Profumo 'had long relationship with glamorous Nazi spy'
The Tory minister, who was forced to quit after the sex scandal in the 1960s, had a relationship with a German model-turned-spy.
Tuesday 28 November 2017 07:14, UK
John Profumo, the Tory minister forced to quit during a sex scandal in the 1960s, had a long-running relationship with a glamorous Nazi spy, records suggest.
Newly-declassified papers show evidence of a long relationship with German-born fashion model Gisela Winegard.
The two met at Oxford in the early 1930s before she worked for German intelligence in Paris during the Second World War, according to MI5 files published on Tuesday.
In 1963, at the height of the Profumo Affair, an MI6 officer wrote a letter to the MI5 and pointed out a previous intelligence report, dating to October 1950, which made "mention of an association between Gisela Klein and Profumo.
The relationship was believed to have begun at around 1933 and "had apparently not ceased" at the time of the 1950 report.
The 1963 letter mentioned a rejected 1951 UK visa application by Mrs Winegard, whose maiden name was Klein.
Authorities thought she had "recently engaged in blackmail activities", the letter says.
The papers do not say who they tried to blackmail but the visa application for a six-week "pleasure visit" listed Mr Profumo as a reference.
The records show that Mrs Winegard had been "on intimate terms with the German Military Attache in Paris" in 1938, leading the Home Office to say she be barred from Britain.
She ran a secret information service for the Nazis in Paris during the war and was said to have been the mistress of a high-ranking German officer, with whom she had a child.

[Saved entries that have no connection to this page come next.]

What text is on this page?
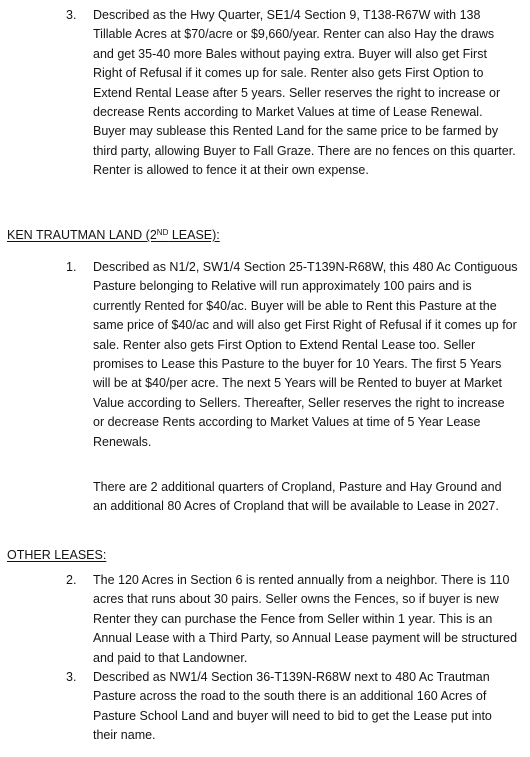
3. Described as the Hwy Quarter, SE1/4 Section 9, T138-R67W with 138 Tillable Acres at $70/acre or $9,660/year. Renter can also Hay the draws and get 35-40 more Bales without paying extra. Buyer will also get First Right of Refusal if it comes up for sale. Renter also gets First Option to Extend Rental Lease after 5 years. Seller reserves the right to increase or decrease Rents according to Market Values at time of Lease Renewal. Buyer may sublease this Rented Land for the same price to be farmed by third party, allowing Buyer to Fall Graze. There are no fences on this quarter. Renter is allowed to fence it at their own expense.
KEN TRAUTMAN LAND (2ND LEASE):
1. Described as N1/2, SW1/4 Section 25-T139N-R68W, this 480 Ac Contiguous Pasture belonging to Relative will run approximately 100 pairs and is currently Rented for $40/ac. Buyer will be able to Rent this Pasture at the same price of $40/ac and will also get First Right of Refusal if it comes up for sale. Renter also gets First Option to Extend Rental Lease too. Seller promises to Lease this Pasture to the buyer for 10 Years. The first 5 Years will be at $40/per acre. The next 5 Years will be Rented to buyer at Market Value according to Sellers. Thereafter, Seller reserves the right to increase or decrease Rents according to Market Values at time of 5 Year Lease Renewals.
There are 2 additional quarters of Cropland, Pasture and Hay Ground and an additional 80 Acres of Cropland that will be available to Lease in 2027.
OTHER LEASES:
2. The 120 Acres in Section 6 is rented annually from a neighbor. There is 110 acres that runs about 30 pairs. Seller owns the Fences, so if buyer is new Renter they can purchase the Fence from Seller within 1 year. This is an Annual Lease with a Third Party, so Annual Lease payment will be structured and paid to that Landowner.
3. Described as NW1/4 Section 36-T139N-R68W next to 480 Ac Trautman Pasture across the road to the south there is an additional 160 Acres of Pasture School Land and buyer will need to bid to get the Lease put into their name.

After Paris was liberated by the Allies in 1944 she was jailed for espionage, her jailer being Mr Winegard - the two were married after he got her released.
She also caught the attention of the US Secret Service after the war when she was accused of harbouring a fugitive German spy chief while living in France.
Mr Profumo had told MI5 about her, admitting he had met her in 1936 and describing her as "always hard up".
"Later she went on to become a mannequin (model) and made a large number of useful contacts.
"Lady Astor is alleged to have expressed the opinion that she was a spy."
Mr Profumo was MP for Kettering from 1940 to 1945, and for Stratford-upon-Avon from 1950.
He was a British Army officer in World War Two and married actress Valerie Hobson in 1954.
While Secretary of State for War in 1963, he was implicated in the scandal that was to be his downfall: claims he had shared a mistress - Christine Keeler - with a Soviet defence attache.
He initially denied this but later resigned in disgrace.
Having left politics, he concentrated on charity work until his death in 2006, aged 91.